Testing the Kerr-nature of stellar-mass black hole candidates by combining the continuum-fitting method and the power estimate of transient ballistic jets

TL;DR

This paper proposes a method to test whether stellar-mass black hole candidates are true Kerr black holes by combining X-ray continuum-fitting with radio jet power measurements, aiming to detect deviations from General Relativity.

Contribution

It introduces a novel approach that integrates existing X-ray data with radio jet observations to directly test the Kerr nature of black hole candidates.

Findings

Potential to distinguish Kerr from non-Kerr black holes

Extension of continuum-fitting method with jet power data

Framework for observational tests of black hole spacetime geometry

Abstract

Astrophysical black hole candidates are thought to be the Kerr black holes predicted by General Relativity, as these objects cannot be explained otherwise without introducing new physics.
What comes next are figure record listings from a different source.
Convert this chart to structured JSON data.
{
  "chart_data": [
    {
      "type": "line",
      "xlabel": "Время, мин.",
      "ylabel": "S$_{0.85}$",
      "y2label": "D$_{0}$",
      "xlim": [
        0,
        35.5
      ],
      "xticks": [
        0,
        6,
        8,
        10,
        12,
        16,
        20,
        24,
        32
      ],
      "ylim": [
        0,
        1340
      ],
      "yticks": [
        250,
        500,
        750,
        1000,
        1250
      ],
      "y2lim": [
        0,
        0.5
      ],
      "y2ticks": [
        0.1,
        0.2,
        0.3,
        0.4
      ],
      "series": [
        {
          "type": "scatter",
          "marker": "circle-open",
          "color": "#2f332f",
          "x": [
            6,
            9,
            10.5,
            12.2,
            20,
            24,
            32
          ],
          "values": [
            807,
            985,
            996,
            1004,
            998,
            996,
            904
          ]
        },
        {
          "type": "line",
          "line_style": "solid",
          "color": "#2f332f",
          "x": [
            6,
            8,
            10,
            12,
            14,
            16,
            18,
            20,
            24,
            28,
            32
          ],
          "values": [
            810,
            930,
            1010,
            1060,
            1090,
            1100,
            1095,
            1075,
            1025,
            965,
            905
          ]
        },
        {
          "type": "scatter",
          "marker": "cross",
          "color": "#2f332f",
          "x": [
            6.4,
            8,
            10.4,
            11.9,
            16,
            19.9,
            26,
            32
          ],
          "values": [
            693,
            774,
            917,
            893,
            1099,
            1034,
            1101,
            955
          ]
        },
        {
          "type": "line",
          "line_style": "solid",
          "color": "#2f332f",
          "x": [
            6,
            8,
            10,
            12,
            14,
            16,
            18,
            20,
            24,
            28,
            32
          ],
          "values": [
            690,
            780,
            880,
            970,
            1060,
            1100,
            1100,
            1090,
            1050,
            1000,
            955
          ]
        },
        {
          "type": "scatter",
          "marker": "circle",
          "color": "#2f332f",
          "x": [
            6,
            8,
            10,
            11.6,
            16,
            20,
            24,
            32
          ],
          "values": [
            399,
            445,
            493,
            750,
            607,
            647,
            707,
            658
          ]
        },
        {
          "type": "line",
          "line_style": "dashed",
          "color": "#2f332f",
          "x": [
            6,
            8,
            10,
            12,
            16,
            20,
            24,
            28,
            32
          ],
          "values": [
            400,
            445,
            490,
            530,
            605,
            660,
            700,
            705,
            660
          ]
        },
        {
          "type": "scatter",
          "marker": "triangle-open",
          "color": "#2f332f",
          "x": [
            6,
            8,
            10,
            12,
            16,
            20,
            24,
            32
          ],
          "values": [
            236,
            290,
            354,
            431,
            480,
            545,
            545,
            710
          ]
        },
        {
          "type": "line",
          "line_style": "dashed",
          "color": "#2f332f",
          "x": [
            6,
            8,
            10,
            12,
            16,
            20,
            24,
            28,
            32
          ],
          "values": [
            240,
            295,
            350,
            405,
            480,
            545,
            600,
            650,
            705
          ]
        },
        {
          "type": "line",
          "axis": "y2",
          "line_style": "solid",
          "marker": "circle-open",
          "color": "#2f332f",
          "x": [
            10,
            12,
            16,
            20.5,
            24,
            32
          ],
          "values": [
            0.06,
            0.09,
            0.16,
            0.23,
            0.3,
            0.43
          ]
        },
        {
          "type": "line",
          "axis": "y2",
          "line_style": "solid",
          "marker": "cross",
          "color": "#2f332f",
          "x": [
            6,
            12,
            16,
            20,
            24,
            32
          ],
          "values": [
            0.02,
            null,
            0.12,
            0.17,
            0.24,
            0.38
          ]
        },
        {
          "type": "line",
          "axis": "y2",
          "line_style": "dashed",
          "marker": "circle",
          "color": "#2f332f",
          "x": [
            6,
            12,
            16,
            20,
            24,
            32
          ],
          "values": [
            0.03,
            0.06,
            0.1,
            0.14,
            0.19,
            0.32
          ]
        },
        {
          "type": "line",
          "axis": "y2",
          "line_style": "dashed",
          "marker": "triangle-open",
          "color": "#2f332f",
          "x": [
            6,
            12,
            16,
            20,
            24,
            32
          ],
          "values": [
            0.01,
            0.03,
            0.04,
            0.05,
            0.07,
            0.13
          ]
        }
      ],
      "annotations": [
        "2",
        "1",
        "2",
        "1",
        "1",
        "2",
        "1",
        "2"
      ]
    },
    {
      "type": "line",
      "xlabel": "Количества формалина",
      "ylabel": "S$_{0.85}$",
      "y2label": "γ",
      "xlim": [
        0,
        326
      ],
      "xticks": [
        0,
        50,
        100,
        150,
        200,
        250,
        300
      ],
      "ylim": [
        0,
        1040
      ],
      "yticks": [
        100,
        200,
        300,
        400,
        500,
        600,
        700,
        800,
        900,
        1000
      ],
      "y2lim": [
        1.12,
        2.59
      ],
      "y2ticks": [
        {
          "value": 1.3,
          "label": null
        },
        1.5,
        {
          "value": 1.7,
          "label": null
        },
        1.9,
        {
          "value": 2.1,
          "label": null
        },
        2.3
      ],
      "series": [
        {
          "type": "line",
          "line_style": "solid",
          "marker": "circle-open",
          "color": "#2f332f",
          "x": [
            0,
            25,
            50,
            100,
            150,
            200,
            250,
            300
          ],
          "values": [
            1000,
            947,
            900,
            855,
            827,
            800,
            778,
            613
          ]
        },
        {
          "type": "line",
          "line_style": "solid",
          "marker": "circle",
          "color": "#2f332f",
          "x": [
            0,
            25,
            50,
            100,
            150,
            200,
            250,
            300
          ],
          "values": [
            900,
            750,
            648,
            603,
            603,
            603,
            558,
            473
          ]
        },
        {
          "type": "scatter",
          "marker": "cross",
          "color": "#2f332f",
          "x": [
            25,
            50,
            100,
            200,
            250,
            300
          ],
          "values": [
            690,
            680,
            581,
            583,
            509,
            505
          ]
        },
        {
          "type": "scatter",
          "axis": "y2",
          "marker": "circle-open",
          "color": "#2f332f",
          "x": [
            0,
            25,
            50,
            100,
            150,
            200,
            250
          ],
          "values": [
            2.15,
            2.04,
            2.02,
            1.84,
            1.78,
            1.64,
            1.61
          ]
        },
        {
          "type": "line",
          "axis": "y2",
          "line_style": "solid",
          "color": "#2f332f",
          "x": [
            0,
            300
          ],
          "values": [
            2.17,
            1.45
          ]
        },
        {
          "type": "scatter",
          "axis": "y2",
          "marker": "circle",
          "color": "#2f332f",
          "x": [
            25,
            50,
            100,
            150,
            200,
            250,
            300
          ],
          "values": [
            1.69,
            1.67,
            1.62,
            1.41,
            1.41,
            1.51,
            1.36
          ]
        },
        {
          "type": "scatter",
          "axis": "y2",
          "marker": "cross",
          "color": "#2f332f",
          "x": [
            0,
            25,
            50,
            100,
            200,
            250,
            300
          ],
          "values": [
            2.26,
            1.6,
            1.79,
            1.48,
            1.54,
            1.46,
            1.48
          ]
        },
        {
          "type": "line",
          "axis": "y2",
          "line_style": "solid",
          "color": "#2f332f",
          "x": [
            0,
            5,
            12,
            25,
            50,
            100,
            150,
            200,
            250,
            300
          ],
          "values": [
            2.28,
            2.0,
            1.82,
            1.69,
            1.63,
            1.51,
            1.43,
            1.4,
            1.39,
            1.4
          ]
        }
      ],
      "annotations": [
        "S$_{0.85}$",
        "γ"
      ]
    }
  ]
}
However, there is no observational evidence that the space-time around them is really described by the Kerr solution. The Kerr black hole hypothesis can be tested with the already available X-ray data by extending the continuum-fitting method, a technique currently used by astronomers to estimate the spins of stellar-mass black hole candidates. In general, we cannot put a constraint on possible deviations from the Kerr geometry, but only on some combination between these deviations and the spin. The measurement of the radio power of transient jets in black hole binaries can potentially break this degeneracy, thus allowing for testing the Kerr-nature of these objects.